I refer to the vectorization $\mathrm{vec}$ of a matrix $A\in\mathbb{R}^{n\times n}$ as the vector in $\mathbb{R}^{n^2}$ with the columns of $A$ stacked one on top of each other.
I have a function $g(x,A) = (A^T\otimes CA)x$, for a fixed matrix $C\in\mathbb{R}^{n\times n}$, and with $x\in\mathbb{R}^{n^2}$. I want to compute the derivative of $g(x,A)$ with respect to $\mathrm{vec}(A)$. I expect this to be a matrix of size $n^2\times n^2$ of course.

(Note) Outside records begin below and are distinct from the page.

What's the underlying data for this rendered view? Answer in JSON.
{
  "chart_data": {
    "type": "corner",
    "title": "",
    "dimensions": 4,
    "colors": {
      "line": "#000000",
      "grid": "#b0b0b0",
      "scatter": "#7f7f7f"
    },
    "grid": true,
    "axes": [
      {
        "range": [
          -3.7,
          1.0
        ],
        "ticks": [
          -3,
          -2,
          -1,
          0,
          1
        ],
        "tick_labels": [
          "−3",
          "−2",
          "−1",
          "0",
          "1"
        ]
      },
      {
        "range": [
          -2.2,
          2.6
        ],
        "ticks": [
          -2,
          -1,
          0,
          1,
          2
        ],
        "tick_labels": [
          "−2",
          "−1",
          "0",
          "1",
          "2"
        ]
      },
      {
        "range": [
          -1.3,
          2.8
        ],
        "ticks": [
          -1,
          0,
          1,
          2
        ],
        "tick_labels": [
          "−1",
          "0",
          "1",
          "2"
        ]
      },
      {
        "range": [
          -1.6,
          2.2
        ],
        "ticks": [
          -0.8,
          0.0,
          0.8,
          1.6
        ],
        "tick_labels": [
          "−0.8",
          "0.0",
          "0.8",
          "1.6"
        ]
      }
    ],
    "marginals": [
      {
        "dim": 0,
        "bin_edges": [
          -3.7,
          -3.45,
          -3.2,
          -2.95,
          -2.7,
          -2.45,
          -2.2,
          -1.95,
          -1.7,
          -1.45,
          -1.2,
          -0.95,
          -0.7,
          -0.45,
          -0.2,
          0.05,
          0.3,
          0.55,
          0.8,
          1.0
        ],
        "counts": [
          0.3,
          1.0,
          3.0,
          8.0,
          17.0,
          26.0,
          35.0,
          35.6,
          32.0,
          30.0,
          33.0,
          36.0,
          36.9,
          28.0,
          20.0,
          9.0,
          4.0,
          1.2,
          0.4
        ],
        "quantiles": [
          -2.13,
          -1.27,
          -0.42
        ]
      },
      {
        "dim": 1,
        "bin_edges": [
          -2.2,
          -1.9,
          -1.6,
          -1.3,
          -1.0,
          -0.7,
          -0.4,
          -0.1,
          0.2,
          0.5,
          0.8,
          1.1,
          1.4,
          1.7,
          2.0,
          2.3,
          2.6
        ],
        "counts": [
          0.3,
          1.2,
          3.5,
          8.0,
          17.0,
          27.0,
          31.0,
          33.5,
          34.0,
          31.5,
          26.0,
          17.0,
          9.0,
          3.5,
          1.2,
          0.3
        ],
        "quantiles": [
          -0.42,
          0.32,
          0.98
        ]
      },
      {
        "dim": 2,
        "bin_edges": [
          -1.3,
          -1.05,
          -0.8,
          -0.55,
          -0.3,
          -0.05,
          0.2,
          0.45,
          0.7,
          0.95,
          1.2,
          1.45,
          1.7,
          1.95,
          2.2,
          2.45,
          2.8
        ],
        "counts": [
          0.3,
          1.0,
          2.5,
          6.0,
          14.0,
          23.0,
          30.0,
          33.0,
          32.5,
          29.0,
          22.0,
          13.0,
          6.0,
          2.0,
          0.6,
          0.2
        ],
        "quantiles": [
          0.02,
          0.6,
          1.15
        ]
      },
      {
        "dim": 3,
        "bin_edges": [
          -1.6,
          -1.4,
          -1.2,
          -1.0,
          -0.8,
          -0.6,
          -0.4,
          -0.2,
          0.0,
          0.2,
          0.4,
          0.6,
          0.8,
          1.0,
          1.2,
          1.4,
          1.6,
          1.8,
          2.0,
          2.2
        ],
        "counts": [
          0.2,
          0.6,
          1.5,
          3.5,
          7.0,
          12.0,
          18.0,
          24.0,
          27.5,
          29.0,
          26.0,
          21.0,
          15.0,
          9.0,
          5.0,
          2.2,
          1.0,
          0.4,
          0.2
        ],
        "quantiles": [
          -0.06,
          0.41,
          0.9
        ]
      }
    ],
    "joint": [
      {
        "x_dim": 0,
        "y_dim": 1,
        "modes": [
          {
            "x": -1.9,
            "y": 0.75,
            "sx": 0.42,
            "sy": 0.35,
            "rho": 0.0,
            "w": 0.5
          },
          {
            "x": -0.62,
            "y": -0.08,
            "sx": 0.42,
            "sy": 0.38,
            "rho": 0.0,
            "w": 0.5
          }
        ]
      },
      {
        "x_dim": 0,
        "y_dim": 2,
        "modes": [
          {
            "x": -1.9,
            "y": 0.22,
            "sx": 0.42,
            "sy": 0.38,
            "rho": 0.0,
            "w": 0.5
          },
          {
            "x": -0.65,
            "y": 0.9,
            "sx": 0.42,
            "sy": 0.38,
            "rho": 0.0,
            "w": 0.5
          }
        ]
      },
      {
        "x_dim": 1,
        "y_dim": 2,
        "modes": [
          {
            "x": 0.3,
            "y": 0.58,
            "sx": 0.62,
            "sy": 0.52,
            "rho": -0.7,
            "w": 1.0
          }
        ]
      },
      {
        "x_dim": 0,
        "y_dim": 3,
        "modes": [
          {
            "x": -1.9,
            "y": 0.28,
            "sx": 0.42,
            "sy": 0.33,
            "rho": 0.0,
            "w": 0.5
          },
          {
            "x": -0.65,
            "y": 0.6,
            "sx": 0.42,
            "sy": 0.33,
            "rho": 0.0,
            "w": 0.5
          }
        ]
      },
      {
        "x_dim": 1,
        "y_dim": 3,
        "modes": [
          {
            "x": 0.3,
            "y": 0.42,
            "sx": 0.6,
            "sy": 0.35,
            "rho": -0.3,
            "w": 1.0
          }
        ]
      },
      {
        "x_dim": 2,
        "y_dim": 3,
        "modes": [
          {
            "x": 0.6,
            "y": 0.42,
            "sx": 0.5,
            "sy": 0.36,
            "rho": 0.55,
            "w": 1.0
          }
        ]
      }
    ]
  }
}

If instead of one of the two $A$s I had a $B\in\mathbb{R}^{n\times n}$, I would know what to do since, for example for $h(x,A)=(A^T\otimes CB)x$ I know $$ g(x,A)=\mathrm{vec}(CB\mathrm{Mat}(x)A)=(I_n\otimes CB\mathrm{Mat}(x))\mathrm{vec}(A) $$ and hence the derivative is simply given by $(I_n\otimes CB\mathrm{Mat}(x))$. A similar reasoning applies when I fix the first $A$. Here by $\mathrm{Mat}$ I intend the opposite of $\mathrm{vec}$, i.e. $\mathrm{vec}(\mathrm{Mat}(x))=x$.
To differentiate the whole of $g(x,A)$ I would be tempted to sum these two contributions obtained rewriting $g(x,A)$ in two different and convenient ways. I have however the worry this is not correct.
How can I think about solving this problem?